Review of 36 Chowringhee Lane
36 Chowringhee Lane is being released as part of the Shashi Kapoor collection, along with Utsav and Junoon. At first glance it appears strange that he doesn`t act in it, but examination of the credits shows that he was the film`s producer, and his late wife Jennifer Kendal, sister of Felicity, starred. In the interview on this disc, he states that it is a film that he is most proud of. Popping the disc in the player, the placard stating that it is part of the Merchant Ivory Collection appears, but it isn`t a Merchant Ivory film. Again that isn`t surprising, Shashi Kapoor appeared in a great number of Merchant Ivory productions, and in style and tone, 36 Chowringhee Lane is if anything a soul mate to those films, languorously paced and similarly evocative of feeling and mood.
Violet Stoneham is an ageing spinster living alone in Calcutta. She has spent her life teaching Shakespeare to schoolgirls, and is now approaching that time of life where she is being assailed by regrets. Her niece Rosemary left India not long ago after getting married, and keeps writing to her aunt asking her to join her family. But Violet`s elder brother Eddie is in a care home in the city, Calcutta is her home, and she has too many memories to want to leave. Still, she reflects on the path not taken, lost loves, and the prospect of spending the rest of her life alone with only her cat Sir Toby for company. Then she runs into Nandita Roy, a former student, and her boyfriend Samaresh Moitra. She invites them home for coffee and to catch up on old times. Nandita and Samaresh have been pursuing their clandestine relationship despite the disapproval of their traditional families, and stealing kisses in the back of taxis. They are taken with the privacy afforded by the flat at 36 Chowringhee Lane. Samaresh presents himself as a hard up poet looking for a spot of privacy to work in, and Violet, charmed by the young man offers the use of her flat during the day. Still, spending time with the young couple makes Violet feel young again.

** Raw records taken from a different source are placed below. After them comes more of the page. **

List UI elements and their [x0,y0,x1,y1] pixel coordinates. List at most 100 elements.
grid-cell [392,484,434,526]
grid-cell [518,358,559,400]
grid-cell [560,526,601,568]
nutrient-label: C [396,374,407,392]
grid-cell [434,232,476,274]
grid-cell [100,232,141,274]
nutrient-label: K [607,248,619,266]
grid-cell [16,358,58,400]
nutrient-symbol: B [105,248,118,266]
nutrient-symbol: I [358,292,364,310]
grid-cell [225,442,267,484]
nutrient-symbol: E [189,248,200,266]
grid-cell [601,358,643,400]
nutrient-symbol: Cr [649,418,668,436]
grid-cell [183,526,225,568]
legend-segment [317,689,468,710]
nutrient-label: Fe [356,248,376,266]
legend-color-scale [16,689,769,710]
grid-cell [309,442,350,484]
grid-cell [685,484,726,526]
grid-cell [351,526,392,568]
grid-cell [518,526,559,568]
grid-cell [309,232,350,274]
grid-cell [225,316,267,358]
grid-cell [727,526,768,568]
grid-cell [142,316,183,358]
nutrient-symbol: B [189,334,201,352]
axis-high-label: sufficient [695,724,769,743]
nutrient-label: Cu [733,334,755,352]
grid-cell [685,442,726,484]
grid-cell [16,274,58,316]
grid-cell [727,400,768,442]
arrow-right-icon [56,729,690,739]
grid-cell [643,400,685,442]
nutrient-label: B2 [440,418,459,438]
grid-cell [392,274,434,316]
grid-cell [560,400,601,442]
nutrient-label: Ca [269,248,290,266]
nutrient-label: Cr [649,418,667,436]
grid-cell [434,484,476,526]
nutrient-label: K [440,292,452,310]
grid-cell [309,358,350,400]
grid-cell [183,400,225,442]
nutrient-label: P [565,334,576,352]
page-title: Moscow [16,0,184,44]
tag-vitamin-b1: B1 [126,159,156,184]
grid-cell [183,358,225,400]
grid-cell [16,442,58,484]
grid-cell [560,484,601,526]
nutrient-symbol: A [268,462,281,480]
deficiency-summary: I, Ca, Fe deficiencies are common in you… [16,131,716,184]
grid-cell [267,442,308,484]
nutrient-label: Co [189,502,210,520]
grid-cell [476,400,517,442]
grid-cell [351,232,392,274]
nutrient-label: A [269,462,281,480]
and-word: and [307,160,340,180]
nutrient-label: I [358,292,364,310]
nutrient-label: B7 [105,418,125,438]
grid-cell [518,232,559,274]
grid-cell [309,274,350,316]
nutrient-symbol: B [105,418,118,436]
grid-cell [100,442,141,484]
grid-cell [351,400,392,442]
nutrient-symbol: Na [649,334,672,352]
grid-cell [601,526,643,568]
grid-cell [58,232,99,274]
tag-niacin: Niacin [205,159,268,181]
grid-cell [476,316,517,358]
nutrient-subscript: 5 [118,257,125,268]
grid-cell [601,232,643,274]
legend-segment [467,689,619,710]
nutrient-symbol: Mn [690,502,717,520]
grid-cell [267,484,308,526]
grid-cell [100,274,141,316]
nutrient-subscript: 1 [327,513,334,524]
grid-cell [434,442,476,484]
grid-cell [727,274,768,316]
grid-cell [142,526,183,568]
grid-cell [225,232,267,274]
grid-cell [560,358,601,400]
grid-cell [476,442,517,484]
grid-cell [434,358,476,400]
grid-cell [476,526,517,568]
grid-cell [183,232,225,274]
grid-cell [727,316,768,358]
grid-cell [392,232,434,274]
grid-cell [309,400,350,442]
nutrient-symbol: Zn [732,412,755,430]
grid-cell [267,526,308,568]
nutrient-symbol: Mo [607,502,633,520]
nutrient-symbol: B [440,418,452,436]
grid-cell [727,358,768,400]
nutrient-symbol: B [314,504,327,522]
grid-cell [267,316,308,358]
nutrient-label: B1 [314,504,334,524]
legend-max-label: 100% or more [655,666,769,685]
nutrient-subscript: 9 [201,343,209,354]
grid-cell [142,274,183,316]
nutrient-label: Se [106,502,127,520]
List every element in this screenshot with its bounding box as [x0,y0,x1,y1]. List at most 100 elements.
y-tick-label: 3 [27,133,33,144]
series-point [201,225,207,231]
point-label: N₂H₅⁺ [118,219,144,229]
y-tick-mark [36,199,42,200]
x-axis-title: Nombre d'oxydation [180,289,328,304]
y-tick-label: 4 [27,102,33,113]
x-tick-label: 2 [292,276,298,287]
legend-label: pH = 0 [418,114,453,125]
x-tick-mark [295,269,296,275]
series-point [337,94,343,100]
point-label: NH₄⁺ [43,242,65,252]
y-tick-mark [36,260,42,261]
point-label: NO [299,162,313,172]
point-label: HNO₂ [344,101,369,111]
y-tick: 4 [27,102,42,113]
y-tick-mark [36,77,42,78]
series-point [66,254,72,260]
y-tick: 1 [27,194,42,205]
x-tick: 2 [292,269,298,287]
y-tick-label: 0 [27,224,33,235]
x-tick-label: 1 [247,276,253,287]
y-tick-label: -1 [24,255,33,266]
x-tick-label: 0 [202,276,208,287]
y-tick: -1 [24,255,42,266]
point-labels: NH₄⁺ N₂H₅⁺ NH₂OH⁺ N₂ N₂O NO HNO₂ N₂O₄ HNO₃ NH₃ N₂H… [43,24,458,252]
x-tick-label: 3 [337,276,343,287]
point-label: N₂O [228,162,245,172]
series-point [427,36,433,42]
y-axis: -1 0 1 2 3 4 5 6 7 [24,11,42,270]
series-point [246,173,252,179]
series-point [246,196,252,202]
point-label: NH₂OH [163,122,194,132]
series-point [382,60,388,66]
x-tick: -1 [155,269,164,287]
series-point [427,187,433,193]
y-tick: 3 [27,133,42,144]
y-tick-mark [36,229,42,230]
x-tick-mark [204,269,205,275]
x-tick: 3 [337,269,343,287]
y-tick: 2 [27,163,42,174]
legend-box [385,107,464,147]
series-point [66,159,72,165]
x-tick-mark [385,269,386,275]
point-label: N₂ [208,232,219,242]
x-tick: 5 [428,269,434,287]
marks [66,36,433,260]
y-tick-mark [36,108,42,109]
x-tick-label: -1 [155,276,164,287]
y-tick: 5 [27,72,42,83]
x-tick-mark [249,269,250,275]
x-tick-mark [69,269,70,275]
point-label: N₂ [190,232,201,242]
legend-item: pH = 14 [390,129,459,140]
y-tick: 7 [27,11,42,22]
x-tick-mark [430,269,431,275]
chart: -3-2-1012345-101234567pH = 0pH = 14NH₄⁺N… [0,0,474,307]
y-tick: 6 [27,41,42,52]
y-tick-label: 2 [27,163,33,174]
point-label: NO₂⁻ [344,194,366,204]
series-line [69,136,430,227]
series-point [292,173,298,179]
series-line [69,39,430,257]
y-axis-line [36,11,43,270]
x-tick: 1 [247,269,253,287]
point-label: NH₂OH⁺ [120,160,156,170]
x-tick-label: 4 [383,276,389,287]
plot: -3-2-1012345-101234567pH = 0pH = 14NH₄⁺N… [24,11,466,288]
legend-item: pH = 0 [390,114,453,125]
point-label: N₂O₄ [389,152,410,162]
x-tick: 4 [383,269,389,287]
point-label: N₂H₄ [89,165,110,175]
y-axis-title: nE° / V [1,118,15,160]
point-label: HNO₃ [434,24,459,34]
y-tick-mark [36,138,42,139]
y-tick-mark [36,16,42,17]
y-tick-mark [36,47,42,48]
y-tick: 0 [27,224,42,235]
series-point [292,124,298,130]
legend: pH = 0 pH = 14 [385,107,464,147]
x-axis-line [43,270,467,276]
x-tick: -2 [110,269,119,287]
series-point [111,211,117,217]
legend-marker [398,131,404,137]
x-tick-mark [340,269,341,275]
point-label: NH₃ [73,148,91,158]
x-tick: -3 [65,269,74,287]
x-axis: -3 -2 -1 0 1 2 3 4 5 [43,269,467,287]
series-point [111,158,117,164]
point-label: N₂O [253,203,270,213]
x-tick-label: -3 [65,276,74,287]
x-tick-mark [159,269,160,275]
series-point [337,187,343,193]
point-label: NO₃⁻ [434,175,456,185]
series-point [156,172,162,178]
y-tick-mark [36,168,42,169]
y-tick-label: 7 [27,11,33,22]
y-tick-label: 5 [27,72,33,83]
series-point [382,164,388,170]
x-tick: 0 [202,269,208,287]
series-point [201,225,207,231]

The transfer is a 4:3 regular one, and age is apparent from the off. Print damage is the most obvious problem, and there are moments of cine wobble. Colours are a little faded as well, but the film is never less than watchable. The image is clear and well defined, and of consistent quality throughout, so the flaws soon lose their significance. The film`s direction is gentle and understated, and the story and characters are allowed to shine without any extravagance or flourish.
A slightly subdued mono soundtrack that is never going to light up your amplifiers, but the dialogue is clear throughout, despite some occasionally ropy ADR. It`s mostly in English, but the occasional burst of Hindi or Bengali is subtitled. The burnt in subtitles are the old style that you used to get with late night foreign films on TV, grey rectangular captions with white text.
The most significant extra on this disc is the 8-minute interview with Shashi Kapoor. He talks about producing this film, the role that his wife played, setting the film in Calcutta and the dream sequence. In addition to this there are 5 pages of production notes, text biographies for the main cast, director Aparna Sen and producer Shashi Kapoor.
The film starts with those infuriating anti piracy messages, but in a godsend they can be easily skipped.
36 Chowringhee Lane perfectly captures a moment in the twilight of a woman`s life. It isn`t so much a narrative as it is an observation. The film succeeds in evoking feelings and sympathies in the viewer as we share in the regrets and hopes of a spinster facing a life alone, finding herself increasingly sidelined at work, with fewer years ahead than behind.
Violet Stoneham is an Anglo-Indian, part of a community that stayed behind in India after the end of the Raj. Her circle of friends diminishes as time passes, and she and her brother are the last of her family left in India. It adds a sense of isolation to her existence, but like many people of her age, routine has made change all the more untenable. So she grasps to what she knows, rather than taking the opportunities offered by her niece to move abroad. It`s a sad existence as we see in the beginning of the film, and she dwells on her past with a sense of melancholy, her one true love killed in the war.
When she meets Nandita and Samaresh, it`s as if she is able to vicariously recapture her youth. She enjoys the company of these vibrant young people, and it is less that she is unaware of their deception, than she willingly chooses to turn a blind eye. This film hinges on the central performance by Jennifer Kendal, and it is an awe-inspiring one. She brilliantly portrays the elderly spinster twice her age, evoking a sense of melancholy and isolation. She`s vulnerable and trusting, yet has an inner strength, an indomitable spirit that defies feelings of pity.
That said, 36 Chowringhee Lane isn`t exactly my cup of chai. It`s a film that is about establishing a mood, it`s sedate, evocative and engrossing, but not a lot happens (the dictionary definition of a Merchant Ivory picture), but while it is happening, you can`t turn away. If you are looking for something different to try, then this film fits the bill.